Der niedrige Wasserspiegel von etwa 1,50 Meter ist auch eine Spätfolge verfehlter Landwirtschaftspolitik in den 1980er Jahren, als die ägyptische Regierung Teile des Sees trockenlegen ließ, um die sedimentreichen Schichten als Anbauflächen zu nutzen. Der Versuch scheiterte wegen des hohen Salzgehalts im Boden, seitdem prägen wieder Aquakulturen die Landschaft.
Diese Recherche belegt, dass die in den Manzala-See eingeleiteten Abwässer gegen die im ägyptischen Umweltgesetz von 2009 festgelegten Standards verstoßen und die Schadstoffwerte über den internationalen Normen liegen. Die für diese Recherchen gesammelten Meeresorganismen aus Fischfarmen sowie Boden- und Wasserproben wurden im Labor untersucht. Die Analyse bestätigte, dass die Fische für den menschlichen Verzehr nicht geeignet sind.
Selbst die Fischereibehörde bestätigt in einem Bericht, dass insbesondere die Wasserwege bei Damietta durch ungeklärte Abwässer verunreinigt werden. Als Grund wird hier der ineffiziente Betrieb des naheliegenden Klärwerks Ezbet Al-Burj angeführt. Der Befund deckt sich mit einer Beschwerde, die im Dezember 2017 vom Pächter einer nahen Fischfarm eingereicht wurde. Die Wasserschutzabteilung der lokalen Polizei stellte der Umweltbehörde daraufhin einen Experten bei. Laut dessen Bericht waren keine der Behandlungsstufen in der Anlage in Betrieb. Die ungeklärten Abwässer in der Anlage gelangen von einer Stufe zur nächsten, bis sie den Abfluss erreichen: den Manzala-See.

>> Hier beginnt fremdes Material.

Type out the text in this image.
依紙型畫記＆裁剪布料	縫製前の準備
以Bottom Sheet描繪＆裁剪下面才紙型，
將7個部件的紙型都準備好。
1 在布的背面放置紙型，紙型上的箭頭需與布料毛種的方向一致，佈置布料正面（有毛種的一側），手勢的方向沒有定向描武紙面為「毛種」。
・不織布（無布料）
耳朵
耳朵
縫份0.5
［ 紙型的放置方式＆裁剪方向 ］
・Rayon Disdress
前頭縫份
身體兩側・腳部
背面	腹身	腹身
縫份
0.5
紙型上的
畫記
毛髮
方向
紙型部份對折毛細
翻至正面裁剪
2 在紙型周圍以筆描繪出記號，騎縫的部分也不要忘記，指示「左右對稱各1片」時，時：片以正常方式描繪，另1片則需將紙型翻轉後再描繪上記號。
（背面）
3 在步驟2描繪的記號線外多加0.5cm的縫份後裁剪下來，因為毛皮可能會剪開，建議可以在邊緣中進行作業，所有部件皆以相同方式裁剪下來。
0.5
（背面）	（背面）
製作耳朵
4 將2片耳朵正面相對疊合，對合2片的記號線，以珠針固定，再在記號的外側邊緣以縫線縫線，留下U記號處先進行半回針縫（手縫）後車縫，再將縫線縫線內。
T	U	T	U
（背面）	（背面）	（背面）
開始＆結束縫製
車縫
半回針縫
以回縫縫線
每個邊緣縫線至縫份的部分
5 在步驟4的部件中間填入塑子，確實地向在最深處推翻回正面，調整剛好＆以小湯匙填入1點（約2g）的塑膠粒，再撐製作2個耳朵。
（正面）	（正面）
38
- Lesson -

Ein klarer Verstoß gegen das Umweltgesetz, das Betriebe mit einer Genehmigung zur Einleitung von Schadstoffen dazu verpflichtet, diese zunächst aufzubereiten. Gemäß der Vorschriften muss in dem Fall der Abfluss verwaltungsmäßig gestoppt und die Lizenz der Einrichtung widerrufen werden, wenn die Aufbereitung nicht innerhalb einer Frist von einem Monat abgeschlossen ist oder wenn eine in diesem Zeitraum durchgeführte Analyse ergibt, dass die Fortsetzung der Ableitung schwere Umweltschäden verursachen würde.
Doch dann geschah – nichts. Das Klärwerk in Regierungshand bestreitet jegliches Fehlverhalten und ist bis heute in Betrieb. Dabei hatten Folgeuntersuchungen des Labors für Präventivmedizin in Damietta, die der Autorin vorliegen, bereits 2018 klare Grenzwertüberschreitungen unter anderem bei Industriefetten, Ammoniak und Schwefelwasserstoff belegt.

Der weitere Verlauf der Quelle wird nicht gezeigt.